The National, Monday October 14th, 2013
By JUNIOR UKAHA
CLONED cocoa trees may be the answer to resolving the cocoa pod borer pest problem, an agriculture expert says.
Peter Homu, the programme manager of Papua New Guinea Cocoa, Coconut Industry in Lae, said this during the closing of a four-day training programme at Pile village in Labu-Butu, Morobe.
Homu, who has been conducting training for farmers said cloned cocoa trees had proved to be resistant to the pod borer pest and bore more fruit.
“Cloned cocoa is the best option because it has proven to be resistant to the pod borer pest,” Homu said.
He said cloned cocoa trees had certain genetic properties that made it difficult for the pod borer and black pod disease to infect them.
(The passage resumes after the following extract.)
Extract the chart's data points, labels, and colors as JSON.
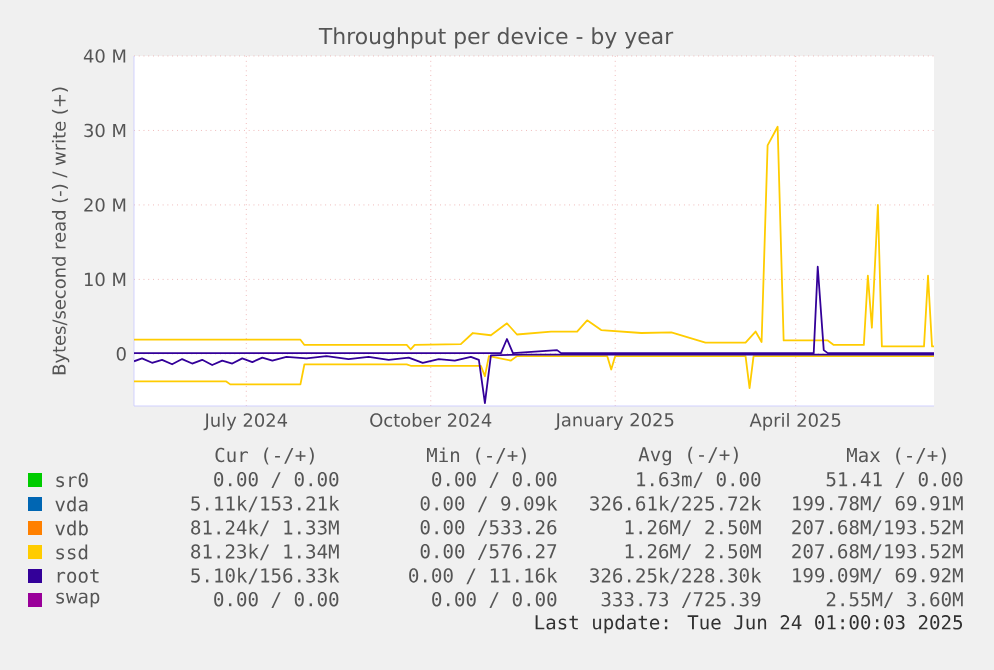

Homu said the cocoa pod borer pest already existed in Morobe and had been discovered separately on Siassi Island, Finschhafen and Markham in 2011.
The presence of the cocoa pod borer pest was first reported in Kerevat, East New Britain, in 2006.
Since then, thousands of kina have been spent to contain the pest and its harmful effects on cocoa fruit and trees.
The presence of the pest was reported in Aitape, West Sepik, and Madang between 2006 and 2007.
Homu said as a result of the pod borer pest, cocoa production in East New Britain had dropped from 20,000 tonnes to about 3,000 tonnes last year.
“We have worked with the farmers and have contained the situation in Siassi and Finschhafen,” Homu said.
Homu said the pod borer lived in thorny fruits. He said it was still unclear how the pests were transferred from one place to another.
He said the training his organisation was conducting was to educate farmers on how to contain the pests on their plots and yield quality fruit during harvest time.
“The programme is about sustaining and better managing their cocoa plots,” Homu said.